M. Alioune Sarr, Ministre du Tourisme et des Transports Aériens a, par conséquent, pris les mesures conservatoires en immobilisant l’avion incriminé et a ouvert une enquête pour déterminer les responsabilités liées à cet événement très grave dans un pays souverain », écrit, dans une précipitation, le ministère sur Facebook, le 1er avril 2021.

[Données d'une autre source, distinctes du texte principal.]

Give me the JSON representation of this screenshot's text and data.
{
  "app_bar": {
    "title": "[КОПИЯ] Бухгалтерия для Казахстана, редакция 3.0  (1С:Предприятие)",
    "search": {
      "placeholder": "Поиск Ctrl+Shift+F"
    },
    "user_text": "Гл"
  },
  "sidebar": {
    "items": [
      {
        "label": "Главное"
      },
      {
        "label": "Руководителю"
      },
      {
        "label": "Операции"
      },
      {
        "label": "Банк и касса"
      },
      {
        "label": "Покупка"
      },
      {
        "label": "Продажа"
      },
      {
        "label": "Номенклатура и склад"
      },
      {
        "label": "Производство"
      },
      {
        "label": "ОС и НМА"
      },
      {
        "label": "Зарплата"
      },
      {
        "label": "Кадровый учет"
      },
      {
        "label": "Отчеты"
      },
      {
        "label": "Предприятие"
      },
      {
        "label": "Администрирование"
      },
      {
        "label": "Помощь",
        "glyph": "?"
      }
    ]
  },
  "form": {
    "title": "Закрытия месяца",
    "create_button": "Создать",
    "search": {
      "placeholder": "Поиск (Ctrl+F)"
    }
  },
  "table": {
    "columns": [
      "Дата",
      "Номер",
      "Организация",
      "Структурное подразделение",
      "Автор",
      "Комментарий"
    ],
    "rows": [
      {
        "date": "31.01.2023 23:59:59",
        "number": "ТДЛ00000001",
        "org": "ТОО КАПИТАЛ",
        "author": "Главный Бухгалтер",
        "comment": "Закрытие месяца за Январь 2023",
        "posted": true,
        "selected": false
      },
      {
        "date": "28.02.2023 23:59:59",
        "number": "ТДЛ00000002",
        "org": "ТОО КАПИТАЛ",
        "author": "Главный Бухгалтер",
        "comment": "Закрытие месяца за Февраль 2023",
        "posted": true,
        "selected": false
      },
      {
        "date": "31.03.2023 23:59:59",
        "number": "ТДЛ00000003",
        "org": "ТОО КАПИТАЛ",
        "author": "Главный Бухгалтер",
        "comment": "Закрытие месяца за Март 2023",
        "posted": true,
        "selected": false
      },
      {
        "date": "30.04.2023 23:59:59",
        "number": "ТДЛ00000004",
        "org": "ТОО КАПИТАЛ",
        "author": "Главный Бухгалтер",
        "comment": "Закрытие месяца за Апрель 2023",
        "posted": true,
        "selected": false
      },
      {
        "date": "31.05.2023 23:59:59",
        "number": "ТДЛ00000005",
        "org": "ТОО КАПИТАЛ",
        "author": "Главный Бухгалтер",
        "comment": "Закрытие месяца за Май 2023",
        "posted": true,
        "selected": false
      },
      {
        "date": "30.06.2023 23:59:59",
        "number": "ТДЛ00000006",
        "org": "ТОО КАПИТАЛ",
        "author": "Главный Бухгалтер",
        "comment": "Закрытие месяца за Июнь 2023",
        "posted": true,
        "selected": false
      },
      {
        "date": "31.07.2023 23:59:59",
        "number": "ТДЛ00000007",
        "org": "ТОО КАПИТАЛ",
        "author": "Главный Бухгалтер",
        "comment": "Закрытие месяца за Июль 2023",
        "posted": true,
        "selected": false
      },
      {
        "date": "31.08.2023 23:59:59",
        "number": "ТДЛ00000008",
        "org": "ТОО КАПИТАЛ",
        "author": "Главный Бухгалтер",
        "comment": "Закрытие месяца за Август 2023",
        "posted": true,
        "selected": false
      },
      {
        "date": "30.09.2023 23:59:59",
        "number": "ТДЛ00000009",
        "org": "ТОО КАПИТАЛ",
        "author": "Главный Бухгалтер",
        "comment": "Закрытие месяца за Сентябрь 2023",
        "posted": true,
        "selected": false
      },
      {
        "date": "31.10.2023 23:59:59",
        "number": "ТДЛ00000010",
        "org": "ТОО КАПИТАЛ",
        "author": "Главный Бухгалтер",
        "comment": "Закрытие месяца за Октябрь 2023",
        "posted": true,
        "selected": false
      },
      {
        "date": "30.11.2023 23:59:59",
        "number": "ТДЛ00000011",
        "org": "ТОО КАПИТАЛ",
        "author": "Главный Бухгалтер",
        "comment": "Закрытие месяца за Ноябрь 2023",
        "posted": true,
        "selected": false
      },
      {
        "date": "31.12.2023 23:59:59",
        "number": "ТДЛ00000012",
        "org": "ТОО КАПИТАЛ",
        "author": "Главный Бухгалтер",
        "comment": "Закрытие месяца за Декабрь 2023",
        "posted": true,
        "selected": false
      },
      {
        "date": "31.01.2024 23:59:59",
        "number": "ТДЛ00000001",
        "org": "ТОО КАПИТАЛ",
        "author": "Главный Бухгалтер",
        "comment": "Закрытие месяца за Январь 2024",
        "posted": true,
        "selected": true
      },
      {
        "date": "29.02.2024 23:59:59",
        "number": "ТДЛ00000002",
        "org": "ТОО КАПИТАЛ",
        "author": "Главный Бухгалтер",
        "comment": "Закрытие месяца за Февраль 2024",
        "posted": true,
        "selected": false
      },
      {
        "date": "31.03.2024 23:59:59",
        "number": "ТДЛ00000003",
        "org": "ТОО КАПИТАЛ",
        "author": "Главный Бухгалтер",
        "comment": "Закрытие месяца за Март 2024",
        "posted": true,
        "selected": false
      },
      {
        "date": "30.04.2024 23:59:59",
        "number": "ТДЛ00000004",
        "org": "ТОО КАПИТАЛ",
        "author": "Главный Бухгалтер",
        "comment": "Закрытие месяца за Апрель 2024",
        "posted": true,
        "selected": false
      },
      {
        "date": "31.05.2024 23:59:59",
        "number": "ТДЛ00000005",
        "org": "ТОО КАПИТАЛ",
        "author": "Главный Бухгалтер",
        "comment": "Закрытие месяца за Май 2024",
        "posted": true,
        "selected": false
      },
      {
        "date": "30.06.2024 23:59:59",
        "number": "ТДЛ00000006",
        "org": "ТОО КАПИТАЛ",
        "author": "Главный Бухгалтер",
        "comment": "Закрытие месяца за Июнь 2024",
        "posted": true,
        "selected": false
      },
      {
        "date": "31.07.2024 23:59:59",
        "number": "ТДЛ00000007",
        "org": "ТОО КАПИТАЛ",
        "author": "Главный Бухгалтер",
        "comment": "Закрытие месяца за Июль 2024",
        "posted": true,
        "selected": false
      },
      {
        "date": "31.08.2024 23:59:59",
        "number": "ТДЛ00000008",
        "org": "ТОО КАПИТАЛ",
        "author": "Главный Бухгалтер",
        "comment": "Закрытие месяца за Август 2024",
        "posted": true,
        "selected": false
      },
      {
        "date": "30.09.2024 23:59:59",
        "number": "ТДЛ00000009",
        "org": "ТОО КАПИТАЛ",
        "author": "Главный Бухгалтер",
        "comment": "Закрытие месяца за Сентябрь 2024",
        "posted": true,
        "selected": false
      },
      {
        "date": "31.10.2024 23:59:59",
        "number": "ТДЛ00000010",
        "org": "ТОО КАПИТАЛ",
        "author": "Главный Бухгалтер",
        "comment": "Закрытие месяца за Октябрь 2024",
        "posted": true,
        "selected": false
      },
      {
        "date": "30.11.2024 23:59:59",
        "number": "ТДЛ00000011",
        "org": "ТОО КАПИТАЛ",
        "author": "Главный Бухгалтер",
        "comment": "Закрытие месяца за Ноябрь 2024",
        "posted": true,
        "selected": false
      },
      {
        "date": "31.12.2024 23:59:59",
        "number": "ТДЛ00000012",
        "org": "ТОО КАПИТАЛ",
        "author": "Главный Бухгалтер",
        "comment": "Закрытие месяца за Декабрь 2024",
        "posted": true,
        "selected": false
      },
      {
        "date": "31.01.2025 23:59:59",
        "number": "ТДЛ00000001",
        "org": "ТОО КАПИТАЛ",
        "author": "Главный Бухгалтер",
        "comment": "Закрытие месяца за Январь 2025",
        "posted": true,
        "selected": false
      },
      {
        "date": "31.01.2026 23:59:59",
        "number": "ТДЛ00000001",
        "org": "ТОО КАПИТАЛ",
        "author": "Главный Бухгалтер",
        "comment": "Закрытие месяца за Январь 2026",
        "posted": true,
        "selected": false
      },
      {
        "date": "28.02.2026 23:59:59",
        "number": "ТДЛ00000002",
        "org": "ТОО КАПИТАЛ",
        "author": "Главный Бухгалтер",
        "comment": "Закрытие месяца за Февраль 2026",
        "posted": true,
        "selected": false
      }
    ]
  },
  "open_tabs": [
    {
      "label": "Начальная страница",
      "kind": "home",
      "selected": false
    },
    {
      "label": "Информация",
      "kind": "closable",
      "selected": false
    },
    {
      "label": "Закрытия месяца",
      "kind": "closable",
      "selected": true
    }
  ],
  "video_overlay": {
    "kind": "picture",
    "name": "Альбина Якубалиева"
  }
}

L’avion détenait toutes les autorisations nécessaires

Résultats ! Les rapports d’enquête, que Seneweb a parcourus, balaient d’un revers de main la thèse de l’espionnage. Mieux, ils prouvent que contrairement à ce qui a été avancé, l’aéronef de type CESSNA-T3 immatriculé CN-FLY opéré par l’entreprise marocaine ETAFAT spécialisé dans le domaine de la Data Géo Spatial et la topographie, était bel et bien en règle car détenant toutes les autorisations requises.

En effet, l’appareil était loin d’être un ovni. Les enquêteurs de l’Anacim, Mouhamed Mansour Sy (Inspecteur principal OPS) et Abibou Mbaye (inspecteur Titulaire ANS) ainsi que ceux de la Brigade de Recherche de la gendarmerie de Ziguinchor, ont établi dans leurs différents rapports que l’aéronef concerné effectuait des travaux de prises de vues aériennes pour le compte de l’Etat Bissau Guinéen dans le cadre d’un projet hydraulique entre le barrage de Salthino et le long de la rivière Rio-Curubal dans la région de Batafa.

Et, avant même de quitter la ville de Dahla au Maroc le 27 mars dernier pour rallier Dakar avant d’installer leur base à Ziguinchor (pour le ravitaillement en carburant et repos de l’équipage), le commandant Driss El Yazami et les membres de son équipage (Zakaria Ben Addou Idrissi et Tariq Aoussar) avaient déjà reçu l’autorisation de l’aviation civile Bissau Guinéenne sous le numéro SA011 /AACGB/DTA/DRCEO/2021 et celle de l’Anacim sous le numéro 751/2021/ANACIM/DG/DTA/KB en date du 26 mars 2021.

A signaler que, conformément aux lois en vigueur, pour les autorisations qui concernent des travaux aériens, l’Anacim n’a pas besoin de l’avis préalable du ministère du Tourisme et des transports aériens encore moins celui du ministère des Forces armées. En plus, pour assurer l’avitaillement en carburant, indique le rapport de l’Anacim, l’équipage avait fait parvenir à partir de l’aéroport de Diass un véhicule contenant 7 fûts de 200 litres l’unité acquis au niveau de Total AIBD et la facture a été jointe au rapport.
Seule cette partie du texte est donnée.